For that reason, myths are not merely ancient curiosities. They are a way of exploring the diversity of the human experience. By reading the myths of the cultures that have inhabited our planet during the last four thousand years, we can study many different answers to the same basic question: what does it mean to be human?

This idea is related to the Jungian interpretation of myths as expressions of deep human archetypes. Stories such as the journey of the hero, the descent into the underworld, the conflict with the monster, or the death and rebirth of a god seem to speak to recurring patterns in human life. But I would formulate the idea more broadly: myths do not reflect only a small set of universal archetypes; they reflect the whole spectrum of human ways of living. They show both what is shared and what is different, both the common structures of human imagination and the particular values of each culture.

Myths also evolve. They are not fixed objects. They travel from one culture to another, and each culture reshapes them according to its own needs and perspectives.

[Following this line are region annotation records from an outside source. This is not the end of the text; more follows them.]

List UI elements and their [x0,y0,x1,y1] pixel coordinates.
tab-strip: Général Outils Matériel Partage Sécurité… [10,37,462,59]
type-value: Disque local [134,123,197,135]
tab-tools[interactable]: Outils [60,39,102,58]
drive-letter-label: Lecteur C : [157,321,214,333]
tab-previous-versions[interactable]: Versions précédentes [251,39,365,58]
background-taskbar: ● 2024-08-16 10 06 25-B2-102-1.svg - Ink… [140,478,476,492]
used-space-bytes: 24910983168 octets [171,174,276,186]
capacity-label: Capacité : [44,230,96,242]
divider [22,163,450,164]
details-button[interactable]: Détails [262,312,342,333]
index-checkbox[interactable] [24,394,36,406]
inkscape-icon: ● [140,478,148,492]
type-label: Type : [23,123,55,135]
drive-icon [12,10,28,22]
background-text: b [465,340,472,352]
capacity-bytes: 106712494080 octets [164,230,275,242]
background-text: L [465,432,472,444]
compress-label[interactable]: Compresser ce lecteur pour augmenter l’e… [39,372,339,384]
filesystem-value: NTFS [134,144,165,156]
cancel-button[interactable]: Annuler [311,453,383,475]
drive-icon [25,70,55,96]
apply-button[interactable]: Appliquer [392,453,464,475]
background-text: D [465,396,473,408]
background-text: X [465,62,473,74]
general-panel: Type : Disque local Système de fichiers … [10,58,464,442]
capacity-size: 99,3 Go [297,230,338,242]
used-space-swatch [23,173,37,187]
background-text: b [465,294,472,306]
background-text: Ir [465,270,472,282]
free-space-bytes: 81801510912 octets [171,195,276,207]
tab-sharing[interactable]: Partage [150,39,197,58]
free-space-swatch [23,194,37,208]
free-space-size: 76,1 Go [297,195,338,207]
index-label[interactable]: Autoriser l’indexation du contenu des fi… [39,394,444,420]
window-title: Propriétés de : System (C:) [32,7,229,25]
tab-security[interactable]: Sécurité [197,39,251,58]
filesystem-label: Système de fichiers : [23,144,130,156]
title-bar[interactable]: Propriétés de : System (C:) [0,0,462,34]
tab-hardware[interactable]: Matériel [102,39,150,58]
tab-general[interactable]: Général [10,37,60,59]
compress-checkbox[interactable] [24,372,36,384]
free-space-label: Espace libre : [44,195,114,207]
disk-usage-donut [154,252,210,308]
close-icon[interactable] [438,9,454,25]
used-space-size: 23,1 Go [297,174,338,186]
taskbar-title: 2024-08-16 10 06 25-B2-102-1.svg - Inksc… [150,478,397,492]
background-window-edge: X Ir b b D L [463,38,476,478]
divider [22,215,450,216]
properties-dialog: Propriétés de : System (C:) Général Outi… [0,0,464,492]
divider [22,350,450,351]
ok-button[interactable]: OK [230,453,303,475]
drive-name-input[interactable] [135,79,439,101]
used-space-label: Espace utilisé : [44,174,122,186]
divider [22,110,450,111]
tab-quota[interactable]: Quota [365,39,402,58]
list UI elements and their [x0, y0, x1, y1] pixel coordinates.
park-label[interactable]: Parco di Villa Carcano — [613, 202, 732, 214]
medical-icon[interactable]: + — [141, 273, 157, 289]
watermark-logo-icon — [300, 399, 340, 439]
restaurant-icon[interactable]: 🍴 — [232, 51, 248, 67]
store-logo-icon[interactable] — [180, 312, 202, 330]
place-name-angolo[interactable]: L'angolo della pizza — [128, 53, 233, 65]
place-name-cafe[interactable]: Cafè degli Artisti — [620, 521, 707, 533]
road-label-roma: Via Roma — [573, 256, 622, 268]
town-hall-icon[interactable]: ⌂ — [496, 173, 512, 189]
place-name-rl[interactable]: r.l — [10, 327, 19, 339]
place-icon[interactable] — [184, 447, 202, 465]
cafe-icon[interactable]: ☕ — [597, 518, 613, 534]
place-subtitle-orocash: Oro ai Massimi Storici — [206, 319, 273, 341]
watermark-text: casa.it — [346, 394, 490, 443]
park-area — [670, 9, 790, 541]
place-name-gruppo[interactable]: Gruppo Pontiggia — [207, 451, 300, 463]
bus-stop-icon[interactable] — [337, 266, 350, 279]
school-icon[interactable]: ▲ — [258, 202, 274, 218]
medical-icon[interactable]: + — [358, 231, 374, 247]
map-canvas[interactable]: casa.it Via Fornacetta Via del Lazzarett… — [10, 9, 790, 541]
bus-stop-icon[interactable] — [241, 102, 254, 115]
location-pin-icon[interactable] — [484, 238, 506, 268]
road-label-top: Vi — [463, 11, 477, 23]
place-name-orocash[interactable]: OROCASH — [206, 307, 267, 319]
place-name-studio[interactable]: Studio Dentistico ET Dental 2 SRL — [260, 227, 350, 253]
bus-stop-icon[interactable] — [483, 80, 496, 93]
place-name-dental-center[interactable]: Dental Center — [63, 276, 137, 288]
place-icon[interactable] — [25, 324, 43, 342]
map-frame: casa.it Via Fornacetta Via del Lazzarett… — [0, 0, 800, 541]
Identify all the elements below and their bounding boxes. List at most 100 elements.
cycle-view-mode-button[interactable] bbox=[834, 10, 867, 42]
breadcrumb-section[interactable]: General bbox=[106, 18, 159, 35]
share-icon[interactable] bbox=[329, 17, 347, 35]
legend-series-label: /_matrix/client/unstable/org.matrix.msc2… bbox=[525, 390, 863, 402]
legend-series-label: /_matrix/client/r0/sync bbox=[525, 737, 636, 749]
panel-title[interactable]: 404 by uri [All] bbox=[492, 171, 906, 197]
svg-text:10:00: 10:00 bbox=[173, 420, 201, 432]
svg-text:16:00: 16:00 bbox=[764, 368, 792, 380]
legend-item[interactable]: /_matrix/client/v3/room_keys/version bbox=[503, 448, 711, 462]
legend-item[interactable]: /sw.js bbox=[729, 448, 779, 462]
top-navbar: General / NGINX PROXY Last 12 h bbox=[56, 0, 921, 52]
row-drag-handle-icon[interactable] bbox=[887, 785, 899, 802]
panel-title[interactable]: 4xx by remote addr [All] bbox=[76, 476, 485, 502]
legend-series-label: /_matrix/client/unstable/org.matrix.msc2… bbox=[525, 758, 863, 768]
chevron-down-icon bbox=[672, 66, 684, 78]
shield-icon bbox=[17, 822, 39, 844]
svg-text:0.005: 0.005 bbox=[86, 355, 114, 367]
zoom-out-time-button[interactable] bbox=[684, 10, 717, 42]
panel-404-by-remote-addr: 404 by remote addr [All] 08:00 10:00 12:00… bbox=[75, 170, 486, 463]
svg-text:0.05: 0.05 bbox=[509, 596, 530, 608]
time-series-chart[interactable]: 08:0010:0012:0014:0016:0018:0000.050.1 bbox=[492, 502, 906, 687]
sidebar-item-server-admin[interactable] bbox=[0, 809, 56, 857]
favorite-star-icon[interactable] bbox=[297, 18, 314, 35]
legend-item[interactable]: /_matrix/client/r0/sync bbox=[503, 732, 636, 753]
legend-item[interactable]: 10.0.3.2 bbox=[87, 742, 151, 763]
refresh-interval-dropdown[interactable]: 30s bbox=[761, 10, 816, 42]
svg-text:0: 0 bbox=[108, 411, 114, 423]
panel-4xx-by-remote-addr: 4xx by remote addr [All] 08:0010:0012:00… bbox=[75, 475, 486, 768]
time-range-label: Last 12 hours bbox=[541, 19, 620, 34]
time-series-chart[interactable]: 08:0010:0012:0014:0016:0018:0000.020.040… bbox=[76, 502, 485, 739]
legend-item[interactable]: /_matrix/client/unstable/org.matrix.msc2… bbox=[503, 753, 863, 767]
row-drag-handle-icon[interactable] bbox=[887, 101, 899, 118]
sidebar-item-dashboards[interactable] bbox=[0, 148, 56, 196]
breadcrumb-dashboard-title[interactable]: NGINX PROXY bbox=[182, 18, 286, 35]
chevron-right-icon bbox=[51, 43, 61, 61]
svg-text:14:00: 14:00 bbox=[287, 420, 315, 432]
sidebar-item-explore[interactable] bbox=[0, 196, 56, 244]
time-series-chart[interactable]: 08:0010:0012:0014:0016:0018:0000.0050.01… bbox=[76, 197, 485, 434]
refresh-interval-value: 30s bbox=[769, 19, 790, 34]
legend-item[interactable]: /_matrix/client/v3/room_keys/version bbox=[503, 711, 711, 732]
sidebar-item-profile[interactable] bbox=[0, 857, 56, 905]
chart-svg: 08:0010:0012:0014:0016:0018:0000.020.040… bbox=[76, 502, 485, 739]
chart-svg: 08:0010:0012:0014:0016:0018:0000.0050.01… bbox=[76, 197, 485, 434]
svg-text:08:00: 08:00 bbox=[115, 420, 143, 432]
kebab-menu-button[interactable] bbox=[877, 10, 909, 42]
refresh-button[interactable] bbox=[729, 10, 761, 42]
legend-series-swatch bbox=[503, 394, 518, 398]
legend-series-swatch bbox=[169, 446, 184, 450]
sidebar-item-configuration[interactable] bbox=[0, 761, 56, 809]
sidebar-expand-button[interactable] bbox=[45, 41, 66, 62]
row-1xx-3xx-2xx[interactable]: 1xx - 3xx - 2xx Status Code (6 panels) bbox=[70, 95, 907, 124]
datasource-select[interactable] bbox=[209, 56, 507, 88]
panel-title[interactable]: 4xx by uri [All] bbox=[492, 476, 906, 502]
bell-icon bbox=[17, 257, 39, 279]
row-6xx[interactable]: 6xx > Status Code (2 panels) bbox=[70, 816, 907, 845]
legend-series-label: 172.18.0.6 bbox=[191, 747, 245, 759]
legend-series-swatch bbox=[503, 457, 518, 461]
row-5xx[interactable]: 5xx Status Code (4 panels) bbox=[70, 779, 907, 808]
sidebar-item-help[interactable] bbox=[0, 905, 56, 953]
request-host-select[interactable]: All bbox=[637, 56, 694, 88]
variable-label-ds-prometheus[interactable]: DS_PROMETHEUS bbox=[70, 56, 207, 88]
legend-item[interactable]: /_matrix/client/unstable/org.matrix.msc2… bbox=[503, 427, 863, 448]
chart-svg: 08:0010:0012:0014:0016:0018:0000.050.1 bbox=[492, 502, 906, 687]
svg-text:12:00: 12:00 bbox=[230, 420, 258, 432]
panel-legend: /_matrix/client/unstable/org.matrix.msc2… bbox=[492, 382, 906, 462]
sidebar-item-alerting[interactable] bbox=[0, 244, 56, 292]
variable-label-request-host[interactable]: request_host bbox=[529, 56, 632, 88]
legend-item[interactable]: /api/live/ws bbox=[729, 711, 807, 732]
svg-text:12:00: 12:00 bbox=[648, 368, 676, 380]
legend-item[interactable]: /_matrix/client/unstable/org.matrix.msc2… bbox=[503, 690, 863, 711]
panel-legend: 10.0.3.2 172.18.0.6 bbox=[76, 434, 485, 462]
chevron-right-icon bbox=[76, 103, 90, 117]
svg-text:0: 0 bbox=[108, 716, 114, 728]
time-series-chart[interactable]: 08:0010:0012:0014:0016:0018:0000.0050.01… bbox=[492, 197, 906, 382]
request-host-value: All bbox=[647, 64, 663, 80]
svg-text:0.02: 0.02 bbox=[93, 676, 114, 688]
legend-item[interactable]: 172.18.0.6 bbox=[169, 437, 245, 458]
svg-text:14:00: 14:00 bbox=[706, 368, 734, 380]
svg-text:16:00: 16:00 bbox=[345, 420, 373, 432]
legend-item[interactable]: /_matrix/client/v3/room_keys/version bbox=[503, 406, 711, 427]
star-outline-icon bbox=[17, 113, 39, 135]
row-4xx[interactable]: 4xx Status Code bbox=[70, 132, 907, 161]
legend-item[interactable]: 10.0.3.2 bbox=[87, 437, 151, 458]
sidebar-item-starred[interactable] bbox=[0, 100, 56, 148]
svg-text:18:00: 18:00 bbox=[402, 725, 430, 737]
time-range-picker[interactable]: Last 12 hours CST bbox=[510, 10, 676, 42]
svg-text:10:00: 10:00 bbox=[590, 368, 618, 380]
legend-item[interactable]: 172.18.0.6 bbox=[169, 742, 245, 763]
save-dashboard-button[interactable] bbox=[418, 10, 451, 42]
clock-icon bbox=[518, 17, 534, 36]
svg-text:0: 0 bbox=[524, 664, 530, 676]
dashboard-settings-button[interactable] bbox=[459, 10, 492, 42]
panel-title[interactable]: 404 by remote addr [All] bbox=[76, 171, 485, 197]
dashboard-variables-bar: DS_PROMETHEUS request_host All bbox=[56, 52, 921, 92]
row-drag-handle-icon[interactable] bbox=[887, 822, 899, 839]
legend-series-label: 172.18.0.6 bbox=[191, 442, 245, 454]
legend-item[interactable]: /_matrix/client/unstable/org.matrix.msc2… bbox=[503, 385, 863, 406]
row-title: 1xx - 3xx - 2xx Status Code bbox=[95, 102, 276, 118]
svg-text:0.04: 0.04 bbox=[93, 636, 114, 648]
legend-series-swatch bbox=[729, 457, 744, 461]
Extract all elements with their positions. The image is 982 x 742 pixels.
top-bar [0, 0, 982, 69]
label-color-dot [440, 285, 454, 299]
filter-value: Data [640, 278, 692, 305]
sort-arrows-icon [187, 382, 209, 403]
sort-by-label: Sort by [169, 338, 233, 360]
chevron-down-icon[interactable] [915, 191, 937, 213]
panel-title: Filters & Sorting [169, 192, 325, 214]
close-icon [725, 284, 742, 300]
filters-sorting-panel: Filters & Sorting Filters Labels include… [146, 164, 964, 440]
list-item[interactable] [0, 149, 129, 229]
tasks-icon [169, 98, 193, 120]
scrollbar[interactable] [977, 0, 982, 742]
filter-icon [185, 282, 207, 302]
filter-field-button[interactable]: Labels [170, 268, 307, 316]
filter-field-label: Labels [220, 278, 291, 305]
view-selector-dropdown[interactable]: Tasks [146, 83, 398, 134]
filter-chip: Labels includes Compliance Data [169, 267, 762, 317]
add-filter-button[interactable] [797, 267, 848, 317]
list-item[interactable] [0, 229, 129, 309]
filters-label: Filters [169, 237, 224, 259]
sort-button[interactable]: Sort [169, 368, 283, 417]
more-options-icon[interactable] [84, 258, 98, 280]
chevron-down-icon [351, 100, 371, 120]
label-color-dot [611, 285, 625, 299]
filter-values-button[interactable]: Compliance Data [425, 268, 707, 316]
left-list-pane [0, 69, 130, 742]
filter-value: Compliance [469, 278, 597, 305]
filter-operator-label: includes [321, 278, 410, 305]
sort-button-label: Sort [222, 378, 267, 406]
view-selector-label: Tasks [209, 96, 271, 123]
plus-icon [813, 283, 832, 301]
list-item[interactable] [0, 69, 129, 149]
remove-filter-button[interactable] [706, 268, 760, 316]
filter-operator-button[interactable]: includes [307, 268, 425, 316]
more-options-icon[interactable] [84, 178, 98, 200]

The Babylonians adapted stories inherited from the Sumerians; the Greeks absorbed and transformed ideas from the cultures of the Near East; the Romans, in turn, reinterpreted Greek myths through their own cultural and political imagination.

This process is similar to the evolution of words. A word may begin with one meaning and later acquire new ones as different societies use it to express what matters to them. The word ethics, for example, originally referred to custom. In the hands of the classical Greek philosophers, it came to mean something closer to the question of how a well-lived life should be lived. Much later, modern philosophers reshaped the term again, often using it to refer to the norms that a community imposes on individuals. Each meaning reflects the concerns of the people who used it. For the Greek philosophers, the good life could not be separated from the community. For many modern thinkers, the individual and the community became related but distinct realities.

Words mirror their speakers, and myths mirror their creators.

Nerd Heaven Publishing is an experiment built around that conviction. Its aim is to produce books about the mythologies of different cultures: not only to retell ancient stories, but to use them as windows into the many ways human beings have understood life, order, chaos, power, love, death, destiny, and meaning.

In that sense, this editorial project is not only about mythology. It is also about humanity.

But the project has another, stranger side. This editorial house is populated by robots. The books are produced by a system of AI agents that research, plan, draft, revise, and assemble them in an almost autonomous way. Human supervision is minimal, much of the editorial labor is carried out by artificial collaborators.

That makes Nerd Heaven Publishing an experiment in a new way of writing books: using some of the newest tools available to us to explore some of the oldest stories and written materials that humanity has preserved. It is an editorial devoted to the study of human beings, built with machines that help us read, organize, and reinterpret the memory of our species.

In that sense, this editorial project is not only about mythology. It is also about humanity, technology, and the strange new forms of collaboration that are beginning to appear between them.